I do not know whether this happens more often then we might think. I also do not know whether this was because of their background. My grandfather was an expert hunter, fisher, and trapper. But, it was not because he "enjoyed" it so much as he had to do it every single day, as a kid, probably instead of going to school and learning to read.
Also, I remember he shared an incident that involved a suspected federal(?) agent showing up in the community, I guess looking for illegal bootleggers. Apparently, the fellow was in some sort of restaurant. And, someone passed the waitress a gun. And, that was the end of the agent. He related this incident in a very matter of fact manner. I don't think that he was kidding around. Also, he never seemed to show any contempt for the government, in any other instance, that I can recall.
Aside from raising animals, and farming massive amounts of vegetables on his land, my grandfather grew grapes, and was quite good at making wine, in old wooden barrels. He made both grape wine, and dandelion wine, every year. Even when I was a kid, under the age of twelve, he saw no harm in giving me wine to drink. He even gave me a gallon of wine to take home. But, it eventually turned sour.

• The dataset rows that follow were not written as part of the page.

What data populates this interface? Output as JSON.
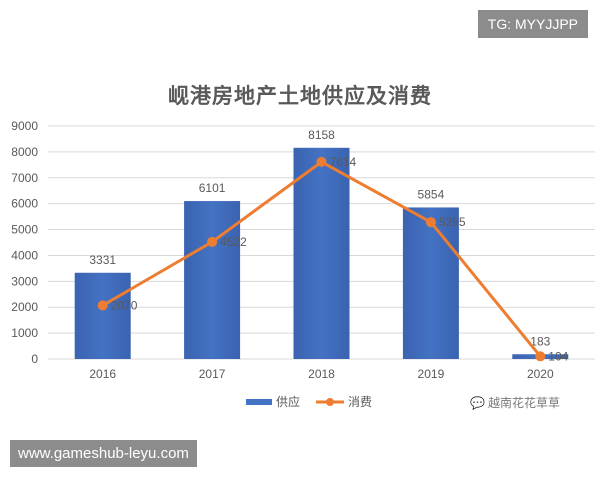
{
  "badge": "TG: MYYJJPP",
  "website": "www.gameshub-leyu.com",
  "watermark": {
    "icon": "wechat-icon",
    "text": "越南花花草草"
  },
  "colors": {
    "bar": "#4472c4",
    "line": "#ed7d31",
    "text": "#595959",
    "grid": "#d9d9d9"
  },
  "chart_data": {
    "type": "bar",
    "title": "岘港房地产土地供应及消费",
    "categories": [
      "2016",
      "2017",
      "2018",
      "2019",
      "2020"
    ],
    "series": [
      {
        "name": "供应",
        "type": "bar",
        "values": [
          3331,
          6101,
          8158,
          5854,
          183
        ]
      },
      {
        "name": "消费",
        "type": "line",
        "values": [
          2070,
          4522,
          7614,
          5285,
          104
        ]
      }
    ],
    "ylim": [
      0,
      9000
    ],
    "yticks": [
      0,
      1000,
      2000,
      3000,
      4000,
      5000,
      6000,
      7000,
      8000,
      9000
    ],
    "grid": true,
    "legend": "bottom"
  }
}
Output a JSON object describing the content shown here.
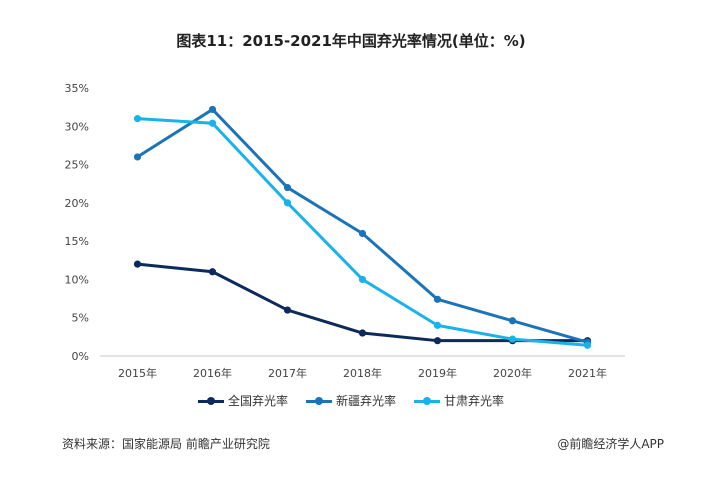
{
  "chart_data": {
    "type": "line",
    "title": "图表11：2015-2021年中国弃光率情况(单位：%)",
    "categories": [
      "2015年",
      "2016年",
      "2017年",
      "2018年",
      "2019年",
      "2020年",
      "2021年"
    ],
    "y_ticks": [
      "0%",
      "5%",
      "10%",
      "15%",
      "20%",
      "25%",
      "30%",
      "35%"
    ],
    "ylim": [
      0,
      35
    ],
    "grid": false,
    "legend_position": "bottom",
    "series": [
      {
        "name": "全国弃光率",
        "color": "#0d2a5c",
        "values": [
          12,
          11,
          6,
          3,
          2,
          2,
          2
        ]
      },
      {
        "name": "新疆弃光率",
        "color": "#1b74b8",
        "values": [
          26,
          32.2,
          22,
          16,
          7.4,
          4.6,
          1.8
        ]
      },
      {
        "name": "甘肃弃光率",
        "color": "#1ab2ea",
        "values": [
          31,
          30.4,
          20,
          10,
          4,
          2.2,
          1.4
        ]
      }
    ]
  },
  "footer": {
    "source": "资料来源：国家能源局 前瞻产业研究院",
    "brand": "@前瞻经济学人APP"
  }
}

Anyway, if people have doubts about these cache stories, I can confirm that there was a cache(s) buried, and then recovered, prior to death, in my stepmother's family. Also, if my grandfather's father had died suddenly, I am fairly certain that no one would have ever known that the jars were buried in front of the trailer, in the yard.
Also, I would really like to know whether the moonshiners had a history of burying their profits, rather than depositing them in a bank account. If so, then it might be worth researching where moonshiners were previously busted, and then searching their old haunts for buried caches.